For some spouses, the reality is they will never have a child. Ms. Silverman tries to guide them to envision other ways of connecting. She asks them, “If you’re not going to be parenting at this moment together, what is going to keep you growing as a couple?”
On the prospect of childlessness, Quebec’s Ms. Péloquin found 10 weeks of group therapy shifted some couples' attitudes. They no longer felt as pressured by the cultural push toward parenthood, or as devastated by the possibility of no baby. “The point was to reduce their stress going through infertility and the treatment, giving them access to other couples who experience the same thing,” Péloquin said.
Lyndsey and Mike Clabby were down to one last embryo when they got the news: She was pregnant, with a baby boy born in 2016. As they set out to a fertility clinic again for baby No. 2, they received an even bigger surprise: Lyndsey was already pregnant.

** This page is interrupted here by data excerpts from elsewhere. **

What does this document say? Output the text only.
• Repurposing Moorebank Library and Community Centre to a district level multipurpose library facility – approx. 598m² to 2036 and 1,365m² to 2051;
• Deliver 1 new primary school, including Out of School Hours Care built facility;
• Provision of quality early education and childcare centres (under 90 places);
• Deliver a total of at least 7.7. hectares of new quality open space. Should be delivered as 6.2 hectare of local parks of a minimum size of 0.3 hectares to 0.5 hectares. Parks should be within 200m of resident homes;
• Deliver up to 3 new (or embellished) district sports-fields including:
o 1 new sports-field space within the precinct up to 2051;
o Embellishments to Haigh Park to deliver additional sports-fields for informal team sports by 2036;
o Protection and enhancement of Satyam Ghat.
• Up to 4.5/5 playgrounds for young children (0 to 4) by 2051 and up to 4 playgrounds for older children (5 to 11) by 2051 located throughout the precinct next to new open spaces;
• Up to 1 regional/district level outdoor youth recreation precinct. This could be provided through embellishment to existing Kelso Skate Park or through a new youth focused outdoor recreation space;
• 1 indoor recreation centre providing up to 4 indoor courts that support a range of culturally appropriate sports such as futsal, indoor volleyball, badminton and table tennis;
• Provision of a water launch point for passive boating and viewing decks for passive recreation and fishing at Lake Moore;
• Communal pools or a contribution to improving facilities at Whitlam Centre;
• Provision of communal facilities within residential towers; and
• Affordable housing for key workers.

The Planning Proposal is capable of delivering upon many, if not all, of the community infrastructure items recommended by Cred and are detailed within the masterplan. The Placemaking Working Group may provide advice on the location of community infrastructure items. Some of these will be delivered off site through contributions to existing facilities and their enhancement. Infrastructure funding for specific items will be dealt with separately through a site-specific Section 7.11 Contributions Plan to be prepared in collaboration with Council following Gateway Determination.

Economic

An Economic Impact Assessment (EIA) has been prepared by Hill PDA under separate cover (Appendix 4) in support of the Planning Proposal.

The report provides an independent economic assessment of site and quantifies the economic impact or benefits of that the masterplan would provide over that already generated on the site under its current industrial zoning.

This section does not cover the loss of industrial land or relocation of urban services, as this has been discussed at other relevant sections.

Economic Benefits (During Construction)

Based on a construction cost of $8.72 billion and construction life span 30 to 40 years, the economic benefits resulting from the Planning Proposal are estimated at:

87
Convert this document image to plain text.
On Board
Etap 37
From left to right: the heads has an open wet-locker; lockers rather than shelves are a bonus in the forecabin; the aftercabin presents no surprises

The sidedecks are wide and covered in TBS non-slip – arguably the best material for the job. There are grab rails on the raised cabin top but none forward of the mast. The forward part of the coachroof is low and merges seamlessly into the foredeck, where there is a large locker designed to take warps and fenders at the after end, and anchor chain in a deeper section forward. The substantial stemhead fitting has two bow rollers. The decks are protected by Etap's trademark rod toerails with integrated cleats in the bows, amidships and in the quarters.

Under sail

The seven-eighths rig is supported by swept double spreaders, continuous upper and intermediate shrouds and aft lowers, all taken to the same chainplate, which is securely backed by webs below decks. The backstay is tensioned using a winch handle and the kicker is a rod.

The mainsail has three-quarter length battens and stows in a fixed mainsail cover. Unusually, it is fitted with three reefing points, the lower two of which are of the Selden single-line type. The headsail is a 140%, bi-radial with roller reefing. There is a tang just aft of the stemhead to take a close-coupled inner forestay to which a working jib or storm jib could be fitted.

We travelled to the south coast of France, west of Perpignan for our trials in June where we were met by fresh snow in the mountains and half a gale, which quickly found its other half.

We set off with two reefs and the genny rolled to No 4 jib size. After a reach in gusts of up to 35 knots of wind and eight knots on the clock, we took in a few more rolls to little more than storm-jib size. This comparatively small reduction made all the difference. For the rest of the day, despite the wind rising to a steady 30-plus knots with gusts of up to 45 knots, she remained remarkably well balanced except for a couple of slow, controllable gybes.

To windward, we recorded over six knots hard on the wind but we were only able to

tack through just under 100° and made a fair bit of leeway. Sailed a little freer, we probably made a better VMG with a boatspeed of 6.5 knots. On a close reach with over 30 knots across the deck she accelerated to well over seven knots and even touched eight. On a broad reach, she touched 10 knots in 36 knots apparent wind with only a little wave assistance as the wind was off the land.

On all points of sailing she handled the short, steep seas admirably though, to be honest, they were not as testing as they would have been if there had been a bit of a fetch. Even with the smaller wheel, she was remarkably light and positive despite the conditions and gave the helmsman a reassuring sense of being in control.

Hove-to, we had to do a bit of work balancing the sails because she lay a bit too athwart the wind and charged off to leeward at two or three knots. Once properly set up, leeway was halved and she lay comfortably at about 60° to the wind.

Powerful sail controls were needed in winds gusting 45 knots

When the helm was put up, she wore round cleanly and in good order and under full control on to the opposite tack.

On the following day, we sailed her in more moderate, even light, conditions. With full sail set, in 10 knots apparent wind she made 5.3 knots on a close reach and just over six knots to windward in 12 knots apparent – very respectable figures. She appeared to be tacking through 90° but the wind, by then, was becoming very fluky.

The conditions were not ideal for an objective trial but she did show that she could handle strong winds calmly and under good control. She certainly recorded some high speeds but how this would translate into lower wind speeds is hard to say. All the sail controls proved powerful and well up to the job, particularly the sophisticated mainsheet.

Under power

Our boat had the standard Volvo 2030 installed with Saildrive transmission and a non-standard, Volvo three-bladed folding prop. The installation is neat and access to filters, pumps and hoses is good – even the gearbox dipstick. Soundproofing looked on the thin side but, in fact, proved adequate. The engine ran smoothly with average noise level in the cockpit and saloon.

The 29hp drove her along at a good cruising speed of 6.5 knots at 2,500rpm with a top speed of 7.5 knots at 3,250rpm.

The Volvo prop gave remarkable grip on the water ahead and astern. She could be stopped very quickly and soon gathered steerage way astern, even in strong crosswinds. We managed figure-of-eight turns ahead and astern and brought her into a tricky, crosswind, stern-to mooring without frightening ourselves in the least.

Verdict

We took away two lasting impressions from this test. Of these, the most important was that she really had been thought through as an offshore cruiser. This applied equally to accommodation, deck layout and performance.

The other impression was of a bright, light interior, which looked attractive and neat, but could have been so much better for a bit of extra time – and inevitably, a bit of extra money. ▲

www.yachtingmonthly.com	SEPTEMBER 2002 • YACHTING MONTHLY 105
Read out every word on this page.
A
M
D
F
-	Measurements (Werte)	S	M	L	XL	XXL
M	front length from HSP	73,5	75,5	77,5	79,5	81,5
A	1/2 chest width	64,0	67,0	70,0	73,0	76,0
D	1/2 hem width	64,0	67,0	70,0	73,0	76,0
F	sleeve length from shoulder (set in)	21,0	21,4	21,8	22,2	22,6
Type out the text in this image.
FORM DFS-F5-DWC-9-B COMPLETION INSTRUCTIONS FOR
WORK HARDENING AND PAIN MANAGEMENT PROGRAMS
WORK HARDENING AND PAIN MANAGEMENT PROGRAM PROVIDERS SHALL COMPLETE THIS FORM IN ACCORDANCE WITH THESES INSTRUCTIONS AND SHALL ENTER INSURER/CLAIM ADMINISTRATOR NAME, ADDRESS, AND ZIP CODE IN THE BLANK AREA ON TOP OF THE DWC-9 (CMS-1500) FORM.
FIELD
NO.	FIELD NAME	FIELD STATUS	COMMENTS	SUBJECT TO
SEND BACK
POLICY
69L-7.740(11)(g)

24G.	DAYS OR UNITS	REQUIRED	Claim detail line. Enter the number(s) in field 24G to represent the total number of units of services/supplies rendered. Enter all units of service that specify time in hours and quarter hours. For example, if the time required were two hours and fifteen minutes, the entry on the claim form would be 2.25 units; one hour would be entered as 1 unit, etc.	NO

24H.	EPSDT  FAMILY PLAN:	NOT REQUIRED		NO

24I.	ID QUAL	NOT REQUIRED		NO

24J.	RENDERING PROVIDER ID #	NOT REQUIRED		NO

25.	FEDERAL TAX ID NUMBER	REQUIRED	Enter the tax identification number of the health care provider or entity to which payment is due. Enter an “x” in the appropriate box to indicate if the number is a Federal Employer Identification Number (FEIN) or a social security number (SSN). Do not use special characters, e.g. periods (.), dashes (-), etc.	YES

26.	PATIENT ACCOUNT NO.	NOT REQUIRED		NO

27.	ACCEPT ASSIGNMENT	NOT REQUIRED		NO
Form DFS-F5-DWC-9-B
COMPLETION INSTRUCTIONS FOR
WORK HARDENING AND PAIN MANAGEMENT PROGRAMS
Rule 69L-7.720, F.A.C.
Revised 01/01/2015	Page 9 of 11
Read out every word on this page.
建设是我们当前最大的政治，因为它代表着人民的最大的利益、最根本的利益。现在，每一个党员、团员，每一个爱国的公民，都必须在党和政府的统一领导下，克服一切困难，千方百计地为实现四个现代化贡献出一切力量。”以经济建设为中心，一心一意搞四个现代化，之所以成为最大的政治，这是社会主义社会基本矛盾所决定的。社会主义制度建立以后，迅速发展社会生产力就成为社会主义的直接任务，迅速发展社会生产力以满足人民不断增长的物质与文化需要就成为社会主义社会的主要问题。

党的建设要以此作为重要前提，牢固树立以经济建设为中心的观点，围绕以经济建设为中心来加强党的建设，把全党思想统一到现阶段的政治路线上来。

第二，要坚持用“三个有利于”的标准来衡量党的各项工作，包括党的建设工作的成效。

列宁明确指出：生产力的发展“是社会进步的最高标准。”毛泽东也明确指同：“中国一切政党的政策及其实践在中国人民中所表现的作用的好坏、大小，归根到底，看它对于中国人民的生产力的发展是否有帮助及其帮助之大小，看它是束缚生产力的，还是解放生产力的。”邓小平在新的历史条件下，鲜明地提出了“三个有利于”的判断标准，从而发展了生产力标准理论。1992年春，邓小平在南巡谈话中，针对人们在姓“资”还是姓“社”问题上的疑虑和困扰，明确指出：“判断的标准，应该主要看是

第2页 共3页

The couple’s second son was born in May.
The spouses believe their three-year struggle ultimately strengthened their marriage, teaching them how to read each other and speak more honestly.
“The silver lining is that I think it’s made me a better husband and father,” Mr. Clabby said. “Your toddler is having a tantrum and it’s upsetting. Then you think, ‘I really wanted this – I’m okay with this.’ It creates a different level of love and patience, if you can endure it.”